Cette montée de l’extrême-droite dans nos universités ne se fait pas seule : elle se fait avec la complaisance des présidences et de leur sécurité. A Nanterre ce vendredi 30 janvier 2026, à Lille ou Strasbourg durant les élections des conseils centraux en 2025, la sécurité protège les organisations d’extrême-droite et renvoie dos-dos fascistes et syndicats étudiants, quand elle n’attaque pas simplement les étudiant-e-s pour défendre ces organisations. 

Cette complaisance des universités et des présidents ne se fait pas que sur l’angle de la sécurité : la répression syndicale s’intensifie ces dernières années dans nos universités. Des interventions de police se multiplient sur nos campus, marquant la mort de la franchise universitaire, que ce soit à Lille, à Nanterre, à Dijon, à Lyon. Cette franchise universitaire, c’était le fait que la police ne pouvait pas rentrer dans les universités, fait gagné après la grève des maîtres et le boycott des étudiants de 1229 à l’université de Paris, et en vigueur depuis. Cette règle pluriséculaire est aujourd’hui menacée par les présidences d’université, main dans la main avec la réaction. Également, les présidences n’hésitent pas à utiliser des outils administratifs pour protéger ou avantager l’extrême-droite, comme cela s’est vu durant les élections aux conseils centraux d’Avignon en novembre 2025, où la seule liste de gauche a été invalidée par la présidence contre l’avis de la commission électorale, ou durant celles de Nantes le même mois, où la présidence a tout bonnement interdit la campagne électorale du dernier jour pour ne pas que les voix antifascistes s’expriment.
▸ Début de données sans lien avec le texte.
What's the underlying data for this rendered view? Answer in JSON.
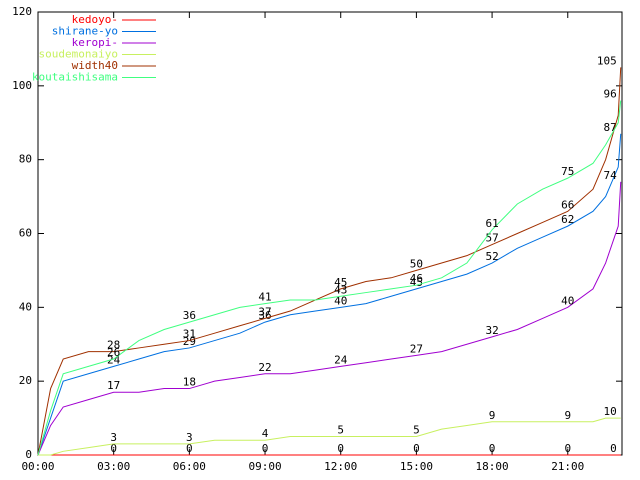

La bourgeoisie utilise toutes ses armes contre notre classe : des organisations qui n’hésitent pas à être violentes, des présidences qui utilisent des moyens bureaucratiques pour nous faire taire et protéger l’extrême-droite, des études dont le format permet de moins en moins le militantisme. Face à cela, nous ne restons pas de marbre : nous faisons vivre la lutte sur nos campus, nous résistons, et nous organisons les étudiants contre toute la réactionnarisation de l’ESR.


Les armes de notre classe : la combativité et l’organisation collective

Les armes de notre classe pour cette résistance, ce sont la combativité et l’organisation collective. Deux choses dont nos camarades de Nanterre ont fait preuve ce 30 janvier 2026. Contrairement à l’UNEF ou au Poing Levé, ils n’ont pas improvisé un débrayage dans la fac, loin de la Cocarde : ils se sont mobilisés directement contre les fascistes et ont rallié à eux les étudiants, qui comme nous ne voulaient pas voir la Cocarde sur leur campus. 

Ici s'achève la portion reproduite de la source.